My favorite thing to do when I was younger was play house. I absolutely loved dolls and pretending I was a mom, and I dreamed of being able to be a wife to my prince charming. If there was a baby at any get together, you knew where to find me. I watched cheesy romance movies all the time and filled my head with daydreams of my own romance. Being a mom and a wife is what I always wanted above any career path, it is what I was made for.

“Perhaps this is the moment for which you were created.”

Esther 4:14

Which is why I let that be who I am. Of course I have other “jobs,” I am a photographer and I am a blogger, but those don’t define who I truly am. I love being those, but they don’t make me feel complete the way being DJ’s wife does, or being SJ and AJ’s mom does.

Because being a photographer and a blogger doesn’t make me be a better mom and wife, being a mom and wife makes me a better photographer and blogger…and daughter, and aunt, and friend, and Christian, and pretty much any other role in my life.

“How hard it is to find a capable wife! She is worth far more than jewels! Her husband puts his confidence in her, and he will never be poor. As long as she lives, she does him good and never harm.”

Proverbs 31: 10 – 12

I am lucky enough to have a husband that supports me in every aspect of my life, if it wasn’t for him I honestly don’t know where I would be in my life, but I don’t think I would like it. If being his wife makes me a better person, why would I not want that to define me?! Why would I not want one of the best aspects of my life to be one of the core parts of who I am? Being a good wife and embracing it fully gives me purpose and reminds me that I am “worth far more than jewels.”

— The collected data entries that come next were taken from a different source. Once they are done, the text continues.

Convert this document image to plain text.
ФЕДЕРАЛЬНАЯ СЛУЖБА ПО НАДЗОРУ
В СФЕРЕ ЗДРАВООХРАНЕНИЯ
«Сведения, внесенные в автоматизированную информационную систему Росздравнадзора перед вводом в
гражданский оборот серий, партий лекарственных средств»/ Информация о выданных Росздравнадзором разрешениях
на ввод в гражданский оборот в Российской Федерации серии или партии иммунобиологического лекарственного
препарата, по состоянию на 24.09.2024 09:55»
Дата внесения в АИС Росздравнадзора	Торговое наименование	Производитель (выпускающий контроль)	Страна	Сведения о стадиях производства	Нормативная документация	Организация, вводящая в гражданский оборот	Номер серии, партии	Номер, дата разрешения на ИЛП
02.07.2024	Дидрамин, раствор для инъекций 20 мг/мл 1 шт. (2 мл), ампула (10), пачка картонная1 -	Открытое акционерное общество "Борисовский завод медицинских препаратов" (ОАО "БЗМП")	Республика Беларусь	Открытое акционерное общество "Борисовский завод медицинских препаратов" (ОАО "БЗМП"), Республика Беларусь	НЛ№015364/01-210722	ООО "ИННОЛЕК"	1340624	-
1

I have had major confidence issues throughout my life. I never felt good enough for anyone, I never fit in anywhere, I didn’t ever have a best friend or a close group of friends, I never excelled at anything in particular, which gave me the confidence issues I still fight with today. But what battles those demons is my marriage and embracing the knowledge that God put me here to be a wife and a mom. I have confidence now because DJ has confidence in me. I am not ashamed to admit that I need him. Because through him I have been able to realize that I am strong, and I can do anything. I have my own business as a photographer, I am not afraid to set my heart on a goal and go for it, and yes I know I could do all of this alone, but I can do it better with him by my side.

“She is strong and respected and not afraid of the future. She speaks with a gentle wisdom. She is always busy and looks after her family’s needs. Her children show their appreciation, and her husband praises her. He says, ‘Many women are good wives, but you are the best of them all.’ Charm is deceptive and beauty disappears, but a woman who honors the LORD should be praised. Give her credit for all she does. She deserves the respect of everyone.”

Proverbs 31: 25 – 32

As I said, I never really fit in anywhere growing up. Then I started dating DJ and I began to feel complete. It’s cliche, but I truly believe in soul mates. That God has someone out there that will make up what your soul is missing and make you feel whole. Just like Genesis 2:24 says:

“That is why a man leaves his father and mother and is united with his wife, and they become one.”

Marriage literally made us become one. DJ is a part of me, which makes being his wife ME, it is who I am.

My little family brings me a joy I didn’t know was possible. DJ always makes me smile and knows how to make me feel better, and our girls bring me happiness in the smallest moments. Like seeing AJ being able to actually see the world around her finally and how she stares in naive amazement. Or how even when I’m getting frustrated, SJ will come hug me and it makes everything fade away. There is nothing more pure than a child’s love.

“Let your father and mother be proud of you; give your mother that happiness.”

Proverbs 23:25

I can’t even explain the happiness my girls bring me, it is overwhelming. So of course something that brings me that much joy will be the definition of who I am.

I am a mom. I am a wife. These two parts make me whole, they make me be a better person, they bring me overwhelming happiness, they are the driving force as to why I work hard at every other aspect of my life. I was made for these roles by God, and I intend to follow his lead in letting them be the definition of me.